Many Cape Cod historic structures were built on a small footprint, thus creating a design challenge for a modern family. Although Waterside is situated on a beautiful lot with ocean views from every room, the width of the original carriage house was roughly 40′ wide. This challenge presented our architectural designers with an opportunity for creative uses of available space. A dual-purpose pantry/passageway lined with Longfellow custom cabinetry from the kitchen to the main entry and a 10.6″ long kitchen island, sporting a curved dark walnut island top with a marine oil finish both add character and charm to the home
Working with our designers, homeowners chose beautiful natural materials and finishes that work well with the original rustic, brick and rod iron elements such as a copper range hood and pendant lamps while also maintaining a contemporary updated feel.
A guest suite is connected to the main house with a bookcase lined corridor reminiscent of a ship’s gangway.

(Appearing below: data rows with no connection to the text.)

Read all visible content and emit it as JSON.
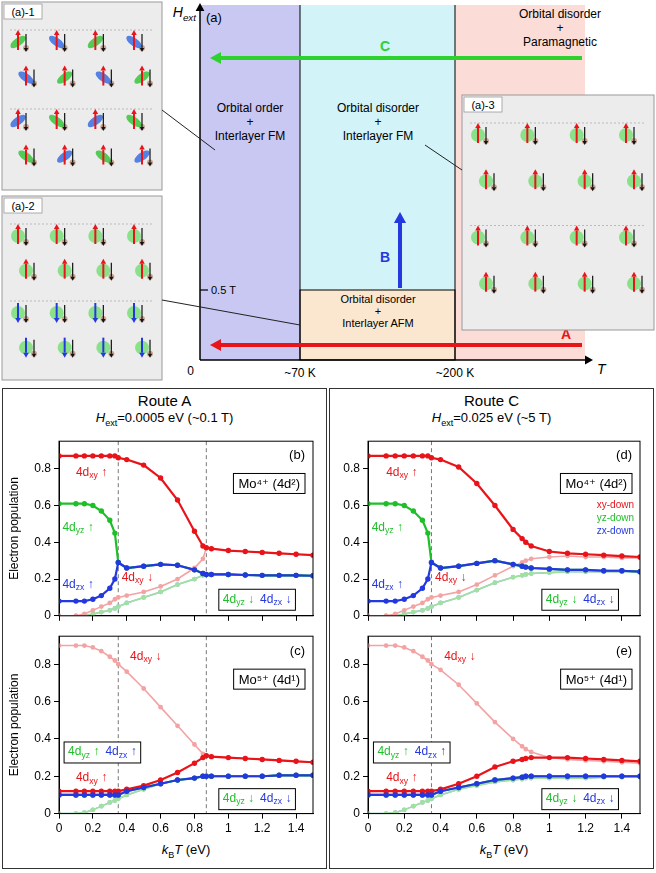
{
  "phase_diagram": {
    "panel_label": "(a)",
    "x_axis": "T",
    "y_axis": "Hext",
    "origin": "0",
    "temperatures": [
      "~70 K",
      "~200 K"
    ],
    "field": "0.5 T",
    "phases": [
      {
        "lines": [
          "Orbital order",
          "+",
          "Interlayer FM"
        ],
        "color": "#c8c8f3"
      },
      {
        "lines": [
          "Orbital disorder",
          "+",
          "Interlayer FM"
        ],
        "color": "#d2f3f8"
      },
      {
        "lines": [
          "Orbital disorder",
          "+",
          "Paramagnetic"
        ],
        "color": "#fbdcd6"
      },
      {
        "lines": [
          "Orbital disorder",
          "+",
          "Interlayer AFM"
        ],
        "color": "#fbe7cf"
      }
    ],
    "arrows": [
      {
        "label": "A",
        "color": "#e8141a"
      },
      {
        "label": "B",
        "color": "#2438e0"
      },
      {
        "label": "C",
        "color": "#2ed12e"
      }
    ],
    "insets": [
      "(a)-1",
      "(a)-2",
      "(a)-3"
    ]
  },
  "routes": [
    {
      "title": "Route A",
      "subtitle": "Hext=0.0005 eV (~0.1 T)"
    },
    {
      "title": "Route C",
      "subtitle": "Hext=0.025 eV (~5 T)"
    }
  ],
  "chart_data": [
    {
      "type": "line",
      "panel_label": "(b)",
      "annotations": [
        "Mo⁴⁺ (4d²)"
      ],
      "ylabel": "Electron population",
      "x": [
        0,
        0.1,
        0.15,
        0.2,
        0.25,
        0.3,
        0.33,
        0.35,
        0.4,
        0.5,
        0.6,
        0.7,
        0.8,
        0.85,
        0.87,
        0.9,
        1,
        1.1,
        1.2,
        1.3,
        1.4,
        1.5
      ],
      "xlim": [
        0,
        1.5
      ],
      "xticks": [
        0,
        0.2,
        0.4,
        0.6,
        0.8,
        1,
        1.2,
        1.4
      ],
      "ylim": [
        0,
        0.95
      ],
      "yticks": [
        0,
        0.2,
        0.4,
        0.6,
        0.8
      ],
      "vlines": [
        0.35,
        0.87
      ],
      "grid": false,
      "tick_labels": "y",
      "marker": "circle",
      "line_style": "solid",
      "series": [
        {
          "name": "4dxy ↑",
          "color": "#e8141a",
          "values": [
            0.87,
            0.87,
            0.87,
            0.87,
            0.87,
            0.87,
            0.87,
            0.86,
            0.85,
            0.82,
            0.75,
            0.63,
            0.46,
            0.38,
            0.37,
            0.365,
            0.355,
            0.35,
            0.345,
            0.34,
            0.335,
            0.33
          ]
        },
        {
          "name": "4dyz ↑",
          "color": "#1fbf2a",
          "values": [
            0.61,
            0.61,
            0.61,
            0.6,
            0.57,
            0.52,
            0.45,
            0.29,
            0.26,
            0.27,
            0.28,
            0.275,
            0.25,
            0.23,
            0.225,
            0.225,
            0.225,
            0.222,
            0.22,
            0.22,
            0.22,
            0.218
          ]
        },
        {
          "name": "4dzx ↑",
          "color": "#2438e0",
          "values": [
            0.08,
            0.08,
            0.08,
            0.09,
            0.11,
            0.15,
            0.2,
            0.29,
            0.26,
            0.27,
            0.28,
            0.275,
            0.25,
            0.23,
            0.225,
            0.225,
            0.225,
            0.222,
            0.22,
            0.22,
            0.22,
            0.218
          ]
        },
        {
          "name": "4dxy ↓",
          "color": "#f3a3a3",
          "values": [
            0,
            0,
            0.01,
            0.03,
            0.05,
            0.07,
            0.09,
            0.1,
            0.11,
            0.13,
            0.16,
            0.2,
            0.26,
            0.31,
            0.37,
            0.365,
            0.355,
            0.35,
            0.345,
            0.34,
            0.335,
            0.33
          ]
        },
        {
          "name": "4dyz ↓",
          "color": "#9fe29f",
          "values": [
            0,
            0,
            0,
            0.01,
            0.02,
            0.03,
            0.04,
            0.05,
            0.07,
            0.1,
            0.13,
            0.17,
            0.2,
            0.22,
            0.225,
            0.225,
            0.225,
            0.222,
            0.22,
            0.22,
            0.22,
            0.218
          ]
        },
        {
          "name": "4dzx ↓",
          "color": "#a3b2ef",
          "values": [
            0,
            0,
            0,
            0.01,
            0.02,
            0.03,
            0.04,
            0.05,
            0.07,
            0.1,
            0.13,
            0.17,
            0.2,
            0.22,
            0.225,
            0.225,
            0.225,
            0.222,
            0.22,
            0.22,
            0.22,
            0.218
          ]
        }
      ]
    },
    {
      "type": "line",
      "panel_label": "(c)",
      "annotations": [
        "Mo⁵⁺ (4d¹)"
      ],
      "ylabel": "Electron population",
      "xlabel": "kBT (eV)",
      "x": [
        0,
        0.1,
        0.15,
        0.2,
        0.25,
        0.3,
        0.33,
        0.35,
        0.4,
        0.5,
        0.6,
        0.7,
        0.8,
        0.85,
        0.87,
        0.9,
        1,
        1.1,
        1.2,
        1.3,
        1.4,
        1.5
      ],
      "xlim": [
        0,
        1.5
      ],
      "xticks": [
        0,
        0.2,
        0.4,
        0.6,
        0.8,
        1,
        1.2,
        1.4
      ],
      "ylim": [
        0,
        0.95
      ],
      "yticks": [
        0,
        0.2,
        0.4,
        0.6,
        0.8
      ],
      "vlines": [
        0.35,
        0.87
      ],
      "grid": false,
      "marker": "circle",
      "line_style": "solid",
      "series": [
        {
          "name": "4dxy ↑",
          "color": "#e8141a",
          "values": [
            0.12,
            0.12,
            0.12,
            0.12,
            0.12,
            0.12,
            0.12,
            0.12,
            0.13,
            0.15,
            0.18,
            0.22,
            0.27,
            0.3,
            0.31,
            0.305,
            0.3,
            0.295,
            0.29,
            0.285,
            0.28,
            0.275
          ]
        },
        {
          "name": "4dyz ↑",
          "color": "#1fbf2a",
          "values": [
            0.1,
            0.1,
            0.1,
            0.1,
            0.1,
            0.1,
            0.1,
            0.1,
            0.12,
            0.14,
            0.16,
            0.18,
            0.19,
            0.2,
            0.2,
            0.2,
            0.2,
            0.2,
            0.2,
            0.205,
            0.205,
            0.205
          ]
        },
        {
          "name": "4dzx ↑",
          "color": "#2438e0",
          "values": [
            0.1,
            0.1,
            0.1,
            0.1,
            0.1,
            0.1,
            0.1,
            0.1,
            0.12,
            0.14,
            0.16,
            0.18,
            0.19,
            0.2,
            0.2,
            0.2,
            0.2,
            0.2,
            0.2,
            0.205,
            0.205,
            0.205
          ]
        },
        {
          "name": "4dxy ↓",
          "color": "#f3a3a3",
          "values": [
            0.9,
            0.9,
            0.9,
            0.89,
            0.87,
            0.84,
            0.82,
            0.8,
            0.76,
            0.67,
            0.57,
            0.47,
            0.37,
            0.32,
            0.31,
            0.305,
            0.3,
            0.295,
            0.29,
            0.285,
            0.28,
            0.275
          ]
        },
        {
          "name": "4dyz ↓",
          "color": "#9fe29f",
          "values": [
            0,
            0,
            0.005,
            0.02,
            0.04,
            0.06,
            0.07,
            0.08,
            0.1,
            0.13,
            0.16,
            0.18,
            0.19,
            0.2,
            0.2,
            0.2,
            0.2,
            0.2,
            0.2,
            0.205,
            0.205,
            0.205
          ]
        },
        {
          "name": "4dzx ↓",
          "color": "#a3b2ef",
          "values": [
            0,
            0,
            0.005,
            0.02,
            0.04,
            0.06,
            0.07,
            0.08,
            0.1,
            0.13,
            0.16,
            0.18,
            0.19,
            0.2,
            0.2,
            0.2,
            0.2,
            0.2,
            0.2,
            0.205,
            0.205,
            0.205
          ]
        }
      ]
    },
    {
      "type": "line",
      "panel_label": "(d)",
      "annotations": [
        "Mo⁴⁺ (4d²)",
        "xy-down",
        "yz-down",
        "zx-down"
      ],
      "x": [
        0,
        0.1,
        0.15,
        0.2,
        0.25,
        0.3,
        0.33,
        0.35,
        0.4,
        0.5,
        0.6,
        0.7,
        0.8,
        0.85,
        0.87,
        0.9,
        1,
        1.1,
        1.2,
        1.3,
        1.4,
        1.5
      ],
      "xlim": [
        0,
        1.5
      ],
      "xticks": [
        0,
        0.2,
        0.4,
        0.6,
        0.8,
        1,
        1.2,
        1.4
      ],
      "ylim": [
        0,
        0.95
      ],
      "yticks": [
        0,
        0.2,
        0.4,
        0.6,
        0.8
      ],
      "vlines": [
        0.35
      ],
      "grid": false,
      "tick_labels": "y",
      "marker": "circle",
      "line_style": "solid",
      "series": [
        {
          "name": "4dxy ↑",
          "color": "#e8141a",
          "values": [
            0.87,
            0.87,
            0.87,
            0.87,
            0.87,
            0.87,
            0.87,
            0.86,
            0.85,
            0.81,
            0.72,
            0.6,
            0.47,
            0.42,
            0.4,
            0.38,
            0.35,
            0.34,
            0.335,
            0.33,
            0.325,
            0.32
          ]
        },
        {
          "name": "4dyz ↑",
          "color": "#1fbf2a",
          "values": [
            0.61,
            0.61,
            0.61,
            0.6,
            0.57,
            0.52,
            0.45,
            0.29,
            0.26,
            0.27,
            0.285,
            0.3,
            0.28,
            0.27,
            0.265,
            0.26,
            0.255,
            0.25,
            0.25,
            0.245,
            0.245,
            0.24
          ]
        },
        {
          "name": "4dzx ↑",
          "color": "#2438e0",
          "values": [
            0.08,
            0.08,
            0.08,
            0.09,
            0.11,
            0.15,
            0.2,
            0.29,
            0.26,
            0.27,
            0.285,
            0.3,
            0.28,
            0.27,
            0.265,
            0.26,
            0.255,
            0.25,
            0.25,
            0.245,
            0.245,
            0.24
          ]
        },
        {
          "name": "4dxy ↓",
          "color": "#f3a3a3",
          "values": [
            0,
            0,
            0.01,
            0.03,
            0.05,
            0.07,
            0.09,
            0.1,
            0.11,
            0.13,
            0.17,
            0.22,
            0.27,
            0.29,
            0.3,
            0.31,
            0.32,
            0.325,
            0.32,
            0.32,
            0.315,
            0.315
          ]
        },
        {
          "name": "4dyz ↓",
          "color": "#9fe29f",
          "values": [
            0,
            0,
            0,
            0.01,
            0.02,
            0.03,
            0.04,
            0.05,
            0.07,
            0.1,
            0.14,
            0.18,
            0.21,
            0.22,
            0.225,
            0.23,
            0.235,
            0.24,
            0.24,
            0.24,
            0.24,
            0.24
          ]
        },
        {
          "name": "4dzx ↓",
          "color": "#a3b2ef",
          "values": [
            0,
            0,
            0,
            0.01,
            0.02,
            0.03,
            0.04,
            0.05,
            0.07,
            0.1,
            0.14,
            0.18,
            0.21,
            0.22,
            0.225,
            0.23,
            0.235,
            0.24,
            0.24,
            0.24,
            0.24,
            0.24
          ]
        }
      ]
    },
    {
      "type": "line",
      "panel_label": "(e)",
      "annotations": [
        "Mo⁵⁺ (4d¹)"
      ],
      "xlabel": "kBT (eV)",
      "x": [
        0,
        0.1,
        0.15,
        0.2,
        0.25,
        0.3,
        0.33,
        0.35,
        0.4,
        0.5,
        0.6,
        0.7,
        0.8,
        0.85,
        0.87,
        0.9,
        1,
        1.1,
        1.2,
        1.3,
        1.4,
        1.5
      ],
      "xlim": [
        0,
        1.5
      ],
      "xticks": [
        0,
        0.2,
        0.4,
        0.6,
        0.8,
        1,
        1.2,
        1.4
      ],
      "ylim": [
        0,
        0.95
      ],
      "yticks": [
        0,
        0.2,
        0.4,
        0.6,
        0.8
      ],
      "vlines": [
        0.35
      ],
      "grid": false,
      "marker": "circle",
      "line_style": "solid",
      "series": [
        {
          "name": "4dxy ↑",
          "color": "#e8141a",
          "values": [
            0.12,
            0.12,
            0.12,
            0.12,
            0.12,
            0.12,
            0.12,
            0.12,
            0.13,
            0.16,
            0.2,
            0.25,
            0.28,
            0.29,
            0.295,
            0.3,
            0.3,
            0.3,
            0.295,
            0.29,
            0.285,
            0.28
          ]
        },
        {
          "name": "4dyz ↑",
          "color": "#1fbf2a",
          "values": [
            0.1,
            0.1,
            0.1,
            0.1,
            0.1,
            0.1,
            0.1,
            0.1,
            0.12,
            0.14,
            0.16,
            0.18,
            0.19,
            0.195,
            0.2,
            0.2,
            0.2,
            0.2,
            0.2,
            0.2,
            0.2,
            0.2
          ]
        },
        {
          "name": "4dzx ↑",
          "color": "#2438e0",
          "values": [
            0.1,
            0.1,
            0.1,
            0.1,
            0.1,
            0.1,
            0.1,
            0.1,
            0.12,
            0.14,
            0.16,
            0.18,
            0.19,
            0.195,
            0.2,
            0.2,
            0.2,
            0.2,
            0.2,
            0.2,
            0.2,
            0.2
          ]
        },
        {
          "name": "4dxy ↓",
          "color": "#f3a3a3",
          "values": [
            0.9,
            0.9,
            0.9,
            0.89,
            0.87,
            0.84,
            0.82,
            0.8,
            0.77,
            0.69,
            0.59,
            0.49,
            0.4,
            0.36,
            0.345,
            0.33,
            0.3,
            0.29,
            0.285,
            0.28,
            0.275,
            0.27
          ]
        },
        {
          "name": "4dyz ↓",
          "color": "#9fe29f",
          "values": [
            0,
            0,
            0.005,
            0.02,
            0.04,
            0.06,
            0.07,
            0.08,
            0.1,
            0.13,
            0.15,
            0.17,
            0.18,
            0.185,
            0.19,
            0.19,
            0.19,
            0.19,
            0.19,
            0.195,
            0.195,
            0.195
          ]
        },
        {
          "name": "4dzx ↓",
          "color": "#a3b2ef",
          "values": [
            0,
            0,
            0.005,
            0.02,
            0.04,
            0.06,
            0.07,
            0.08,
            0.1,
            0.13,
            0.15,
            0.17,
            0.18,
            0.185,
            0.19,
            0.19,
            0.19,
            0.19,
            0.19,
            0.195,
            0.195,
            0.195
          ]
        }
      ]
    }
  ]
}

The guest kitchen island and bathroom vanity both provide a refreshing pop of color with Ralph Loren Club Navy – Riveling the blue of adjacent Vineyard Sound.
James Madison Beebe was a dry goods magnate from Boston and in 1866 Eben Jordan of the famed Jordan Marsh bought his business. James Beebe passed on in 1875 and his children created a hundred acre farm on Shore Street and built Waterside in 1876 overlooking vineyard sound. The farm was broken up for development in 1932. Beebe’s daughter Frances married George J. Fiske, a former business partner of her father, and had two children, of whom we know very little. Frances, a widow by 1868, inherited a summer home off Shore Street in Falmouth from her father’s estate. It is the large red shingle-style “cottage” (Waterside) that still fronts Vineyard Sound today. There is no record that she had much else to do with the Beebe family.